One man from Algeria had lived in Paris for a period before coming to Greece. “The social situation in Greece is horrible,” he said. “This is not Europe, Paris is Europe, but here it’s not.” He wanted to return to Algeria because he had a better standard of living there than existing on the street in Greece.

Aamen said he had arrived in Greece from Iran a year ago, hoping for a better life. “I prepared to move to Greece for years,” he said. “Now I am here, but there is no better life anymore. The government destroyed the future of all of us.”

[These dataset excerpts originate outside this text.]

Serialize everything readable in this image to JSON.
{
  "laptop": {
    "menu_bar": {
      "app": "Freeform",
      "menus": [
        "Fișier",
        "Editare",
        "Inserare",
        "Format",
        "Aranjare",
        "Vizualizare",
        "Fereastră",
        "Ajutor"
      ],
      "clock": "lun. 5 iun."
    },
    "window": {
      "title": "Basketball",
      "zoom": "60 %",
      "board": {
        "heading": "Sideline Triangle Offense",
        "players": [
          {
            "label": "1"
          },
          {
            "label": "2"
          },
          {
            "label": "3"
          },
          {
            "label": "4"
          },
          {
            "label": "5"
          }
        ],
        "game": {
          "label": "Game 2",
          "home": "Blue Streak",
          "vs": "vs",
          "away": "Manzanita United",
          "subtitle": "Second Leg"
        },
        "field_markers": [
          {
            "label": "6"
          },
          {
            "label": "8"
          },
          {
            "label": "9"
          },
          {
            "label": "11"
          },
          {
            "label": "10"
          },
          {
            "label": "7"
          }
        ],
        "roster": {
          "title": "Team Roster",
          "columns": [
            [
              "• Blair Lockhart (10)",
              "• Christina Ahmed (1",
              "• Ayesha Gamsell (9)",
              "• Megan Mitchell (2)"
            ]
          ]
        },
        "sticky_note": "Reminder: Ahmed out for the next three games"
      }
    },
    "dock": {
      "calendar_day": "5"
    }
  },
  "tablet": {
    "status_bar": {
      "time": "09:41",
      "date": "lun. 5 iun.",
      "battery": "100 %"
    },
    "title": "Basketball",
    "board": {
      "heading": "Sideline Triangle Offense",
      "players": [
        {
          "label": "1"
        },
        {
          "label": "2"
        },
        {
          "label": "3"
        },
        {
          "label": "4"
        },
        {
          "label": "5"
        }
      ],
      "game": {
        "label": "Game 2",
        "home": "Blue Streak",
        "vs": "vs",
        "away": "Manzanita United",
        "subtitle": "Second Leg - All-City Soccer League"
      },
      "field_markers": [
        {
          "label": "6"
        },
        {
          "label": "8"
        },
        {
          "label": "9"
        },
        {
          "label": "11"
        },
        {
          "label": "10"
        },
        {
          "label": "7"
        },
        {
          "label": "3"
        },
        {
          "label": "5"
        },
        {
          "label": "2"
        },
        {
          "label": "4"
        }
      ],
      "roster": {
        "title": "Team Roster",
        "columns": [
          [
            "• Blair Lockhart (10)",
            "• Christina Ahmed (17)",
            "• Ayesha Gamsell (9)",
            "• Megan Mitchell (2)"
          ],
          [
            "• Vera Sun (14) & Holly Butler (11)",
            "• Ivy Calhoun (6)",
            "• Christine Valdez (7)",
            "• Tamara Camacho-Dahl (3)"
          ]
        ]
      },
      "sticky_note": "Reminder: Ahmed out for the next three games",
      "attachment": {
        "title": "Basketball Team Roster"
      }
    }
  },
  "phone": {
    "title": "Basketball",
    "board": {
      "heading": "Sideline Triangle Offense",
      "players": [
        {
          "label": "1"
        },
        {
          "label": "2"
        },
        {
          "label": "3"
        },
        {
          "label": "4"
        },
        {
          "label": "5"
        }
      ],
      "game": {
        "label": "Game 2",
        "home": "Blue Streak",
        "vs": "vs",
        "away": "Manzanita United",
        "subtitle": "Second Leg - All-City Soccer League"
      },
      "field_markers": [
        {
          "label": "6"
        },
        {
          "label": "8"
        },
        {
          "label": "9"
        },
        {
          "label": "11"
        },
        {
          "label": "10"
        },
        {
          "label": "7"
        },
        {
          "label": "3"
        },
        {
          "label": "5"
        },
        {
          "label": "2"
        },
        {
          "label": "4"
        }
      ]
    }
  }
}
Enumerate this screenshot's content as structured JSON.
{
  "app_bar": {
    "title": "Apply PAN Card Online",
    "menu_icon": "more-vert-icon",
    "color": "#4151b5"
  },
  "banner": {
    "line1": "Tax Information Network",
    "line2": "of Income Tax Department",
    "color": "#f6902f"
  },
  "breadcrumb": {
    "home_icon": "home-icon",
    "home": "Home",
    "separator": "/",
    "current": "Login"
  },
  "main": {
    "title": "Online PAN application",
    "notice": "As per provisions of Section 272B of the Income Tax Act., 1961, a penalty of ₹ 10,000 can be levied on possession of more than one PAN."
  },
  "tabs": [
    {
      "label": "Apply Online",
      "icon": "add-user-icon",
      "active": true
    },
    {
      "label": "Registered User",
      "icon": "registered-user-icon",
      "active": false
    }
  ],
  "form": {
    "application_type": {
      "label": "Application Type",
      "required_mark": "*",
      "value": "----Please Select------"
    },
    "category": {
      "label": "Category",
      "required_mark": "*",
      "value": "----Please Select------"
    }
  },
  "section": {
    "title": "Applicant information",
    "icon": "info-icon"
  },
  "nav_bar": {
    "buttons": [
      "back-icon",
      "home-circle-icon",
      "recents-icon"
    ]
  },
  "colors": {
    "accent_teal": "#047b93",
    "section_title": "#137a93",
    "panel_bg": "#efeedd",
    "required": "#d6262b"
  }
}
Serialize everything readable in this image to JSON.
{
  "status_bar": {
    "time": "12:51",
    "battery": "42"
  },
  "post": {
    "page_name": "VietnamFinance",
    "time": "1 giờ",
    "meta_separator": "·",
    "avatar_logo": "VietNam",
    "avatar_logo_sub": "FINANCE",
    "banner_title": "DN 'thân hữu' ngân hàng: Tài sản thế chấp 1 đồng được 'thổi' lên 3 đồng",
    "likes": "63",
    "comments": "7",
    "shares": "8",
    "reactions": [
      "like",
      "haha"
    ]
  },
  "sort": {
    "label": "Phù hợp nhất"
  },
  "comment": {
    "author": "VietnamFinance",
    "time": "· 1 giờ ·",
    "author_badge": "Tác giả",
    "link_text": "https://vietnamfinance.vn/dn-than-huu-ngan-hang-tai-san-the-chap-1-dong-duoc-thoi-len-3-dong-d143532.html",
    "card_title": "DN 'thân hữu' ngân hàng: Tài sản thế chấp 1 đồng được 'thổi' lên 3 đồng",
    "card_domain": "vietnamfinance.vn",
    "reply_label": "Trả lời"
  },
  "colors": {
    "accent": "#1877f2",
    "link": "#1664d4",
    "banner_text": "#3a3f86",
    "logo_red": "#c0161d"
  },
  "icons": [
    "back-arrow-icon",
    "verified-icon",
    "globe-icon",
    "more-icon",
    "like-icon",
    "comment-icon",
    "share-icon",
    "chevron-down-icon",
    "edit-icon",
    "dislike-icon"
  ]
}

One of the homeless people at the soup kitchen said it was now common for people to ask for food handouts from their neighbors. He said that later in the evening there would be homeless people in some of the main squares looking for food in the garbage.

Leaving the Sophokleous Street soup kitchen, one saw many homeless people sitting or sleeping in doorways. An elderly Greek man was lying on a makeshift bed close to the Monastiraki metro station in central Athens. He explained that he had lived in the streets for ten years and his total income was just eight euros a week.

“You don’t see the new homeless at central places like metro stations, because they are ashamed and prefer to sleep in lonely corners,” he said. “The number of homeless has increased so much. Greece is falling into the Middle Ages again.”

Because of the infected sores that cover his lower legs and feet, he requires daily medical care. Up to now he had managed to get medication from the Doctors of the World, a non-governmental humanitarian aid organisation. However, as a result of the worsening economic crisis, getting access to treatment has become much more difficult. He said he received a smaller dose of his medicine than usual this week.